John Moore: Pure Water Monterey and the Potable Water Question

If you review the web page for Pure Water Monterey (PWM), it portrays the science involved in treating human sewage mixed with toxic agricultural waste to safe drinking water as both “innovative” and as “tried and proved science.” FYI, the water from the project will be a part of your Cal Am water as early as 2019.

It is certainly innovative because as admitted, it is a first try (ever, by any agency). But PWM relies on the sewage treatment process utilized by the Orange County Water District (OCWD) as similar and as proof of the health safety of the water to be produced by PWM and then sold to us by Cal. Am.
But the Orange water project is truly an Indirect Potable Reuse project authorized by California law. The PWM project is in fact an illegal Direct Potable Reuse, years away from studies that approve its safety as drinking water.
The Orange project uses the same state of the recycling technology as PWM but with important additions that justify it as an IDR. After recycling: it leeches through several basins for five years before use; it uses a tracer system on each batch of contaminated source water to prove the five year period; it tests for pathogens(bacteria, viruses, etc) on a continuous basis; and it has a full time laboratory constantly discovering new pathogens, chemicals and other items of concern to eliminate those health risks going forward. Micro-biologists, oncologists and disease scientists decry even the Orange county project because it can only eliminate the risks of pathogens etc after it has been discovered in the final product(via sickness and death). There are literally thousands of such pathogens etc. created continuously.
On the other hand, the PWM project is a poor attempt to qualify as an Indirect Potable Reuse based on an unproven critical fact. Under state law, one of the qualifications for an IDR rather than an illegal DPR is that after treatment the water repose in a reservoir, basin etc for at least two months. The PWM permit requires that it remain in the Seaside Basin for six months after treatment before it is transferred to the Cal Am wells to be used for drinking water.
But the PWM permit omits critical factors:  It did not require simple “tracers” to prove that the water removed from the Basin had been there for at least six months.
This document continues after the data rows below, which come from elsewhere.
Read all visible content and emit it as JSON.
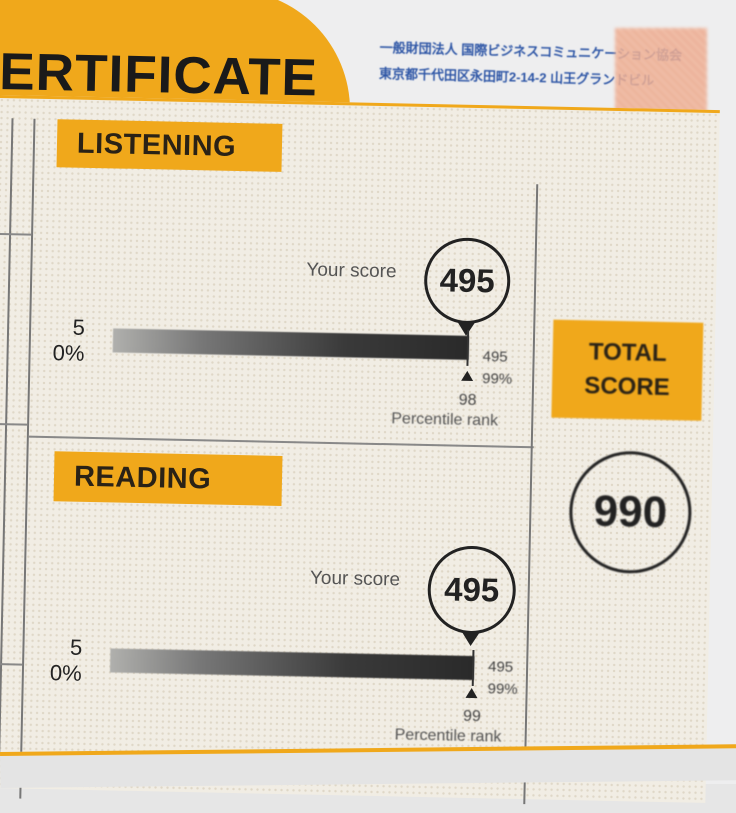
{
  "certificate": {
    "title_fragment": "ERTIFICATE"
  },
  "issuer": {
    "org_line": "一般財団法人 国際ビジネスコミュニケーション協会",
    "address_line": "東京都千代田区永田町2-14-2 山王グランドビル"
  },
  "listening": {
    "section_label": "LISTENING",
    "your_score_label": "Your score",
    "score": "495",
    "scale_min_score": "5",
    "scale_min_pct": "0%",
    "scale_max_score": "495",
    "scale_max_pct": "99%",
    "percentile_rank": "98",
    "percentile_label": "Percentile rank",
    "bar_level_pct": 100
  },
  "reading": {
    "section_label": "READING",
    "your_score_label": "Your score",
    "score": "495",
    "scale_min_score": "5",
    "scale_min_pct": "0%",
    "scale_max_score": "495",
    "scale_max_pct": "99%",
    "percentile_rank": "99",
    "percentile_label": "Percentile rank",
    "bar_level_pct": 100
  },
  "total": {
    "label_line1": "TOTAL",
    "label_line2": "SCORE",
    "score": "990"
  },
  "colors": {
    "accent_orange": "#f0a81b",
    "ink": "#222222",
    "issuer_blue": "#2e56a6",
    "seal_red": "#eaa68a"
  }
}
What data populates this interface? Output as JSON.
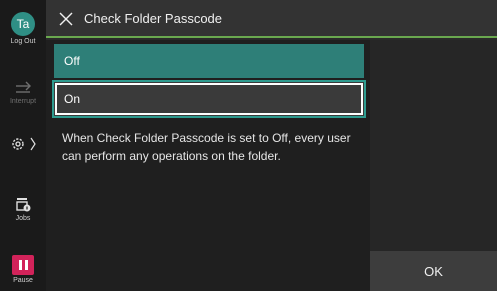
{
  "sidebar": {
    "user_initials": "Ta",
    "logout_label": "Log Out",
    "interrupt_label": "Interrupt",
    "jobs_label": "Jobs",
    "pause_label": "Pause"
  },
  "header": {
    "title": "Check Folder Passcode"
  },
  "options": [
    {
      "label": "Off"
    },
    {
      "label": "On"
    }
  ],
  "note": "When Check Folder Passcode is set to Off, every user can perform any operations on the folder.",
  "ok_label": "OK",
  "colors": {
    "accent": "#2e7f78",
    "header_line": "#6aa84f",
    "pause": "#d2235a"
  }
}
Numerous variables can affect any attempted estimate via models etc. because the Basin is subject to numerous forces. Important is the speed of draw down by Cal Am-the more and faster it draws down-  the quicker the PWM water will flow thru the Basin. The quantity of water from other sources makes the flow faster or slower.Earthquakes?  And of course, drought. If it cannot prove that every drop of water leaving the basin for drinking water has not reposed there for six months it is an illegal Direct Potable Reuse. My point, “tracer” testing must be utilized to protect customers by proving IDR under current law.
Secondly, unlike Orange, the PWM project is attempting to recycle raw sewage combined with toxic agriculture waste and there is no similar example. How will Round-Up affect HIV, etc., for example? This part of the project is so crazy of a risk that the mixing must be prohibited.
Given the experimental nature of the project, the absence of a full time investigative laboratory manned with trained experts, not just for continuous testing, but like Orange, as investigators of unknown pathogens and chemicals so that any “disease leaks” are discovers ASAP, to make the system as safe as possible.
The leaders of the PWM project claim that they are working for our best interests. If so, why weren’t we allowed a vote. An election would have created a full discussion of the pros and cons of the proposal. Without an election, most citizens are not even aware of the project. Young families, renters et al, will leave the Cal Am area to protect themselves and particularly their growing children from the health risks of the water. Myself, I will purchase an expensive purification system($4000-$5000 based on Orange county costs), but I won’t drink it or cook with it; that will require more expense, water from a safe source.
As to the Monterey Peninsula Water Management District and Water 1 Monterey, executives and boards who created this project, the citizens will never forgive you for not presenting this project for a vote (whether legally required, or not). Cal Am has told me that they will not provide an alternative source of water. The FDA has told me that the project is a “local” matter. I have tried.